I can’t help the smirk tugging at my mouth as I reach for the flour again, setting to work on another batch.

“Men,” Eve mutters, swirling her wine and rolling her eyes. “Nothing but big babies.”

The second batch is finished right as the briefing winds down. The men shuffle through the kitchen like a parade of giants, each one snagging a cookie or two in salute before disappearing out the door.

A few linger—Finn among them—and of course he’s the one to swipe the very last cookie from the tray.

Right on time, Killian strides back in. His eyes drop to the island, scanning the tray for what’s left. Crumbs. Chocolate smudges. Nothing more.

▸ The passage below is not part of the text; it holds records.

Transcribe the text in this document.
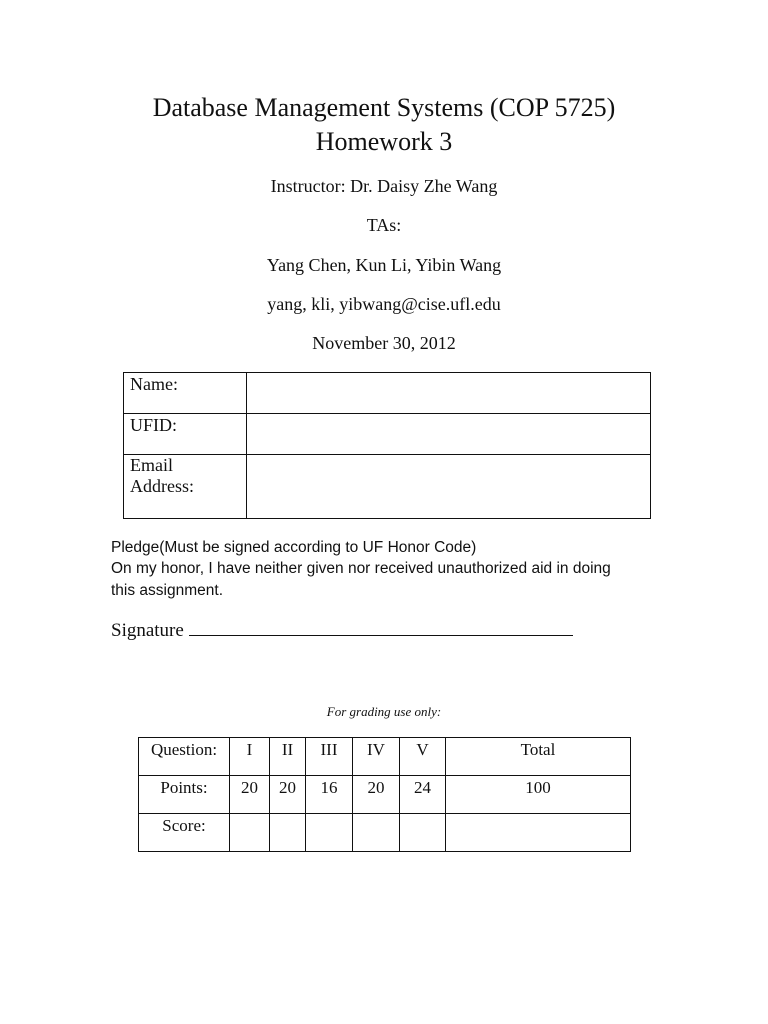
Database Management Systems (COP 5725)
Homework 3
Instructor: Dr. Daisy Zhe Wang
TAs:
Yang Chen, Kun Li, Yibin Wang
yang, kli, yibwang@cise.ufl.edu
November 30, 2012
Name:	
UFID:	

Email
Address:	

Pledge(Must be signed according to UF Honor Code)
On my honor, I have neither given nor received unauthorized aid in doing
this assignment.
Signature
For grading use only:
Question:	I	II	III	IV	V	Total
Points:	20	20	16	20	24	100
Score:						
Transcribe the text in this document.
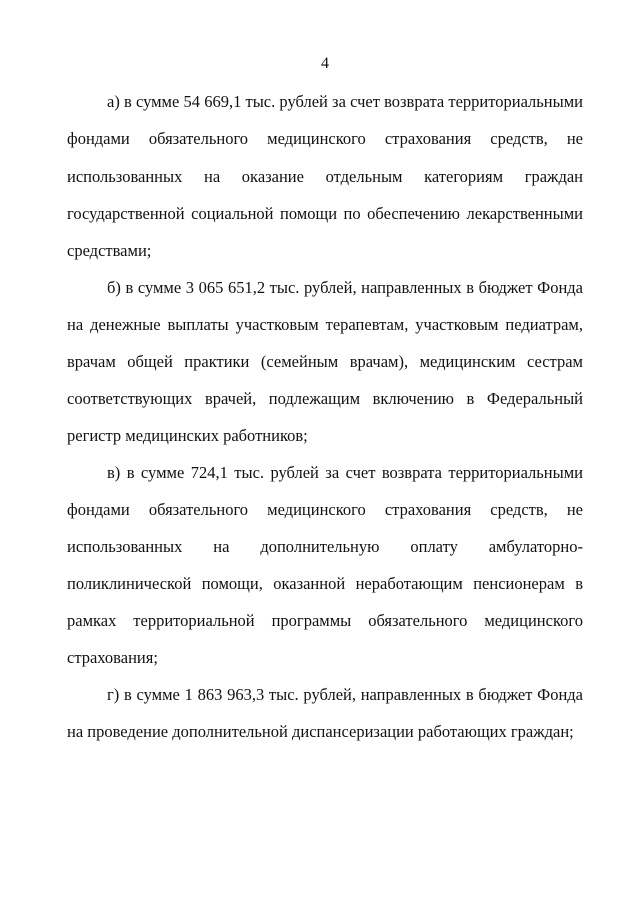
4
а) в сумме 54 669,1 тыс. рублей за счет возврата территориальными
фондами обязательного медицинского страхования средств, не
использованных на оказание отдельным категориям граждан
государственной социальной помощи по обеспечению лекарственными
средствами;
б) в сумме 3 065 651,2 тыс. рублей, направленных в бюджет Фонда
на денежные выплаты участковым терапевтам, участковым педиатрам,
врачам общей практики (семейным врачам), медицинским сестрам
соответствующих врачей, подлежащим включению в Федеральный
регистр медицинских работников;
в) в сумме 724,1 тыс. рублей за счет возврата территориальными
фондами обязательного медицинского страхования средств, не
использованных на дополнительную оплату амбулаторно-
поликлинической помощи, оказанной неработающим пенсионерам в
рамках территориальной программы обязательного медицинского
страхования;
г) в сумме 1 863 963,3 тыс. рублей, направленных в бюджет Фонда
на проведение дополнительной диспансеризации работающих граждан;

His hand twitches near the handle of his knife.

Finn lifts the cookie halfway to his mouth, then freezes. “You really gonna stab me over a cookie, Shaw?”

Killian’s voice is flat, edged with that lethal calm. “I was thinkin’ about it.”

A laugh bursts out of me before I can stop it. “Thank goodness we don’t need to do that.”

I turn, grab the smaller pan cooling behind me, and slide it across the island right in front of him. “Just for you, big man.”